Egypt’s glass ceiling isn’t getting much better, and might be getting worse.
“One woman is a token, two is a presence, three is a voice,” goes the defining mantra of the Women on Boards Observatory, a consortium founded by the American University in Cairo in 2017, advocating for greater female representation in Egypt’s businesses.
In addition to their Board-Ready Women Database and Board Placement Service, the consortium publishes an annual monitoring report, which shows that in 2019, there weren’t nearly enough women at the top of Egypt’s big businesses, with state-owned firms in fact slipping backwards.
Overall, women occupied only 10% of the 5,707 board member positions in Egypt. 53.6% of EGX-listed Egyptian companies didn’t have a single woman on their board, while only 6% had 3 or more women, the figure that research suggests normalises the presence and voice of women on boards.
Public enterprise seems to be the worst culprit, with 73% of boards having no female representation at all.
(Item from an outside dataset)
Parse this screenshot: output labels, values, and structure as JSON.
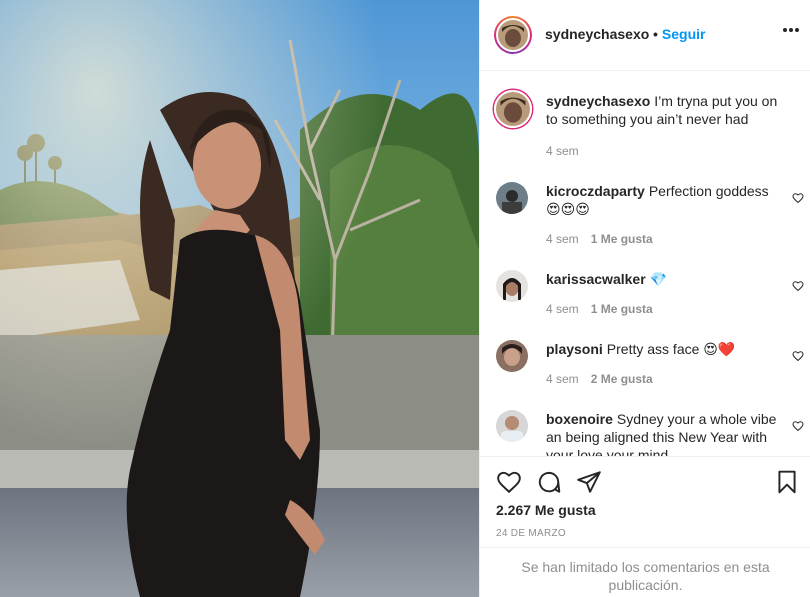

The banking sector, however, might be paving the way forward, increasing the percentage of female board members from 11.4% to 14.8%, and cutting the number of all-male boards from 41.2% to a quarter.
In partnership with different governmental and international entities – including the Ministry of Planning and Economic Development, the Central Bank of Egypt, the National Council for Women, UN Women, and the European Bank for Reconstruction and Development – it advocates for a 30% presence of women on boards in Egypt by 2030. To reach that goal, 113 qualified women need to join boards every year.